Para cuando Apolo Sánchez llegó a su despacho el revuelo en el dormitorio había cesado. Carlos y sus dos ayudantes consiguieron que todo volviera a estar más o menos calmo, pero al día siguiente tendrían mucho trabajo de limpieza. También tuvieron que llevar a varios pacientes a enfermería, uno de ellos con un feo corte en la mano, nada que no se resolviera con unos puntos. Al jefe de enfermeros le sorprendió que nadie más hubiese salido herido de allí viendo el destrozo que se había formado.

Mientras tanto, en el despacho del director, Torcuato tenía la oreja derecha al rojo vivo y se miraba las rodillas sin ser capaz de levantar la vista. Sor Mateo aguardaba de pie tras él, no se había despegado de allí desde que entraron al despacho y le ponía nervioso tenerla a su espalda sin poder ver su rostro. El chico se recriminaba su actitud. Quería pasar desapercibido en aquel manicomio y hacía justo lo contrario, llamar la atención, pero ¿y aquel monstruo? ¿Estaba volviéndose loco de verdad? ¿De dónde había salido? Sor Mateo quizá sabría algo, pero no le había dirigido la palabra desde que entraron y le ordenó que se sentara.

Apolo Sánchez se sentó en su trono y entrelazó sus manos.

—Emilio Torcuato, mírame. —El tono del director era firme. Pero él tenía anclada la barbilla en el pecho—. ¡Que me mires te he dicho! —gritó entonces dando un puñetazo sobre su mesa. Aquello surtió efecto—. Bien. Creía que teníamos un trato, que serías un buen paciente, y lo has incumplido. ¿Me equivoco?

¿Debía decir lo que había visto? ¿Qué había visto exactamente? ¿Y si se estuviera comportando como un niño de teta y aquello tenía una explicación lógica y razonable como las que solían dar los adultos? Aún así, ya era demasiado tarde, tenía que dar cuentas de lo sucedido y no se le ocurría nada mejor que decir la verdad.

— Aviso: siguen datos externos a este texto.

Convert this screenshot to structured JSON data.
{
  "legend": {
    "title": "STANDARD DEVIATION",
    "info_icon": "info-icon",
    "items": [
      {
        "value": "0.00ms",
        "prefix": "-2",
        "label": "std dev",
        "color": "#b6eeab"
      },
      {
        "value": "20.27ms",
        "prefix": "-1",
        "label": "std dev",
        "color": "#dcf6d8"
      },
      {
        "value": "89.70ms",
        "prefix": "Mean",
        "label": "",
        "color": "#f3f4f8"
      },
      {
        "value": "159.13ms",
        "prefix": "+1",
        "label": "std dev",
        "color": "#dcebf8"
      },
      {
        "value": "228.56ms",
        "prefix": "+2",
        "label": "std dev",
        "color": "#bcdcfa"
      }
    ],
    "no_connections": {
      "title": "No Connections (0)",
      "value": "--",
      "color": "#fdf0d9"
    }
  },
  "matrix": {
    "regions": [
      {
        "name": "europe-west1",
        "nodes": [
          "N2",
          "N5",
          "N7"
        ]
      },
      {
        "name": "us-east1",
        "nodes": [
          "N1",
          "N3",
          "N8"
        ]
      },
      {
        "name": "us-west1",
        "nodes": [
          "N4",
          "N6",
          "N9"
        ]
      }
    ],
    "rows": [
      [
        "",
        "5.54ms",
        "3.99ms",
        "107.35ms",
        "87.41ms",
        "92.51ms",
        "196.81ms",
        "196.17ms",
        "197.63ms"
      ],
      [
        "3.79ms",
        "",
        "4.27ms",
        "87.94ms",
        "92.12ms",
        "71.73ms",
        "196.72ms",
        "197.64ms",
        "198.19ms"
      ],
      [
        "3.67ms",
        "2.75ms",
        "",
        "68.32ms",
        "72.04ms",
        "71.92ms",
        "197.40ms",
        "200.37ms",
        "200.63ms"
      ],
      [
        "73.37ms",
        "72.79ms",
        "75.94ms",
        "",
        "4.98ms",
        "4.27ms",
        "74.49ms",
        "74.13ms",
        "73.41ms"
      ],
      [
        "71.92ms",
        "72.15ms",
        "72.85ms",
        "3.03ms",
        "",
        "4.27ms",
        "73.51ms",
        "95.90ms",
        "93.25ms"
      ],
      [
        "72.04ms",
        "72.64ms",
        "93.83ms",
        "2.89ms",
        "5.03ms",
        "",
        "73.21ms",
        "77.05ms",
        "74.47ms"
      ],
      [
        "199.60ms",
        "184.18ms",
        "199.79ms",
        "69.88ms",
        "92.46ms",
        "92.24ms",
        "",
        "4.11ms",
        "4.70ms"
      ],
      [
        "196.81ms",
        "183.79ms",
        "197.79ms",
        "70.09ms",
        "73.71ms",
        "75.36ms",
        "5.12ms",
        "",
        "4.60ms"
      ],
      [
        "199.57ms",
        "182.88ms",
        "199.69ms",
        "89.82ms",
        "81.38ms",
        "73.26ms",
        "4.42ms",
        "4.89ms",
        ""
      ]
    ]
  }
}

—Señor director —comenzó—, había… había un… ¡un monstruo en el pabellón! Estaba durmiendo, me despertó, y gemía a mi lado. Yo… abrí los ojos y le vi allí, justo delante de mí. Era gigantesco, deforme, y andaba como si…

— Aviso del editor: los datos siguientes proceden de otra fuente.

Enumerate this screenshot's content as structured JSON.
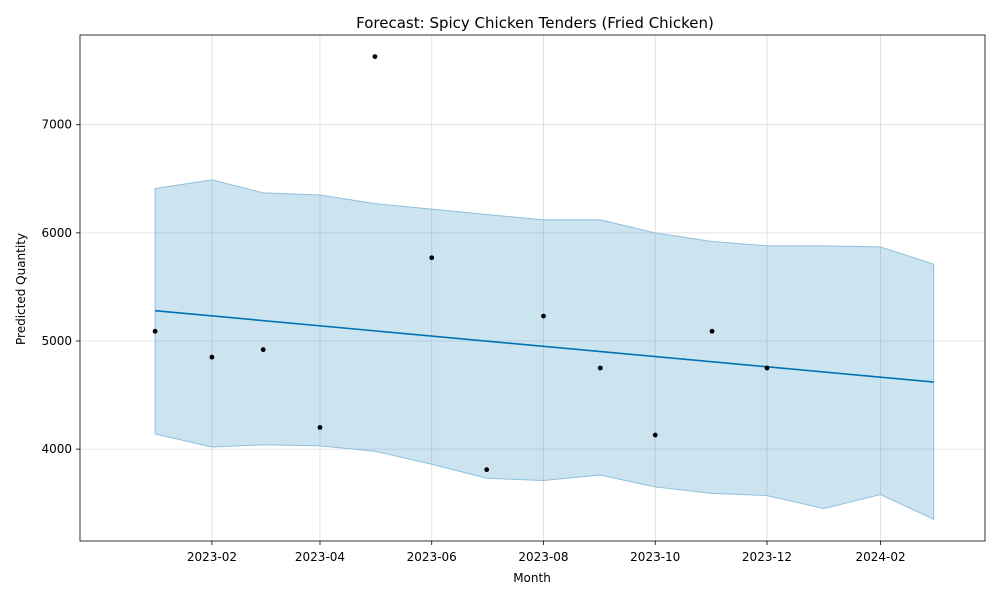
{
  "chart_data": {
    "type": "line",
    "title": "Forecast: Spicy Chicken Tenders (Fried Chicken)",
    "xlabel": "Month",
    "ylabel": "Predicted Quantity",
    "x_tick_labels": [
      "2023-02",
      "2023-04",
      "2023-06",
      "2023-08",
      "2023-10",
      "2023-12",
      "2024-02"
    ],
    "x_ticks": [
      "2023-02-01",
      "2023-04-01",
      "2023-06-01",
      "2023-08-01",
      "2023-10-01",
      "2023-12-01",
      "2024-02-01"
    ],
    "y_ticks": [
      4000,
      5000,
      6000,
      7000
    ],
    "xlim": [
      "2022-11-21",
      "2024-03-29"
    ],
    "ylim": [
      3150,
      7830
    ],
    "grid": true,
    "colors": {
      "line": "#0072b2",
      "band": "#0072b2",
      "points": "#000000",
      "band_edge": "#8fc1dc"
    },
    "series": [
      {
        "kind": "actual",
        "x": [
          "2023-01-01",
          "2023-02-01",
          "2023-03-01",
          "2023-04-01",
          "2023-05-01",
          "2023-06-01",
          "2023-07-01",
          "2023-08-01",
          "2023-09-01",
          "2023-10-01",
          "2023-11-01",
          "2023-12-01"
        ],
        "y": [
          5090,
          4850,
          4920,
          4200,
          7630,
          5770,
          3810,
          5230,
          4750,
          4130,
          5090,
          4750
        ]
      },
      {
        "kind": "forecast",
        "x": [
          "2023-01-01",
          "2024-03-01"
        ],
        "y": [
          5280,
          4620
        ]
      },
      {
        "kind": "uncertainty",
        "x": [
          "2023-01-01",
          "2023-02-01",
          "2023-03-01",
          "2023-04-01",
          "2023-05-01",
          "2023-06-01",
          "2023-07-01",
          "2023-08-01",
          "2023-09-01",
          "2023-10-01",
          "2023-11-01",
          "2023-12-01",
          "2024-01-01",
          "2024-02-01",
          "2024-03-01"
        ],
        "upper": [
          6410,
          6490,
          6370,
          6350,
          6270,
          6220,
          6170,
          6120,
          6120,
          6000,
          5920,
          5880,
          5880,
          5870,
          5710
        ],
        "lower": [
          4140,
          4020,
          4040,
          4030,
          3980,
          3860,
          3730,
          3710,
          3760,
          3650,
          3590,
          3570,
          3450,
          3580,
          3350
        ]
      }
    ]
  }
}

—¿Cuántos años tienes? —preguntó Apolo con tono inquisitivo, cortándole en seco.

—Doce, señor —contestó automáticamente.

La puerta se abrió a sus espaldas y entró Carlos, se apoyó en el marco y guardó silencio. Torcuato se giró rápidamente para mirarle buscando ayuda pero sor Mateo le agarró de los hombros para que mirase al frente. Estaba solo.

—Doce años… —prosiguió el director—, y con doce años me estás diciendo que aún crees en monstruos, ¿es así? Que todo el destrozo del pabellón que acabo de ver y que nos costará un dinero del que no disponemos ha sido porque tú has creído ver a un… monstruo.

—Señor director, creo que Torcuato se refiere a que ha visto a Palo cuando…

Apolo volvió a golpear la mesa, cerró los ojos y resopló buscando una paciencia de la que quizá no gozaba en aquellos momentos. Después volvió a mirar a Torcuato a los ojos, y el niño vio una ira desmesurada pero contenida.

—Carlos, estás cogiendo la fea costumbre de interrumpir conversaciones ajenas, y eso no me gusta nada —dijo articulando bien cada palabra—. Estoy hablando con un paciente, con UN-PA-CIEN-TE, Carlos, ¿comprendes lo que te quiero decir?

—Señor, yo solo informaba de que… —Carlos recibió la fulminante mirada del director y de sor Mateo y decidió que ya había hablado demasiado por aquella noche.

Apolo Sánchez se levantó de su asiento con brusquedad. Quería acabar con aquello de una vez y volverse a la cama.

—Llévatelo a la celda dos de aislamiento, allí estará cuatro días sin salir para nada —abrió la puerta para salir del despacho—. No habrá patio tampoco, y que coma solo pan y agua, ¿me entiendes? Quiero que nuestro paciente recapacite tranquilamente sobre la existencia de los monstruos.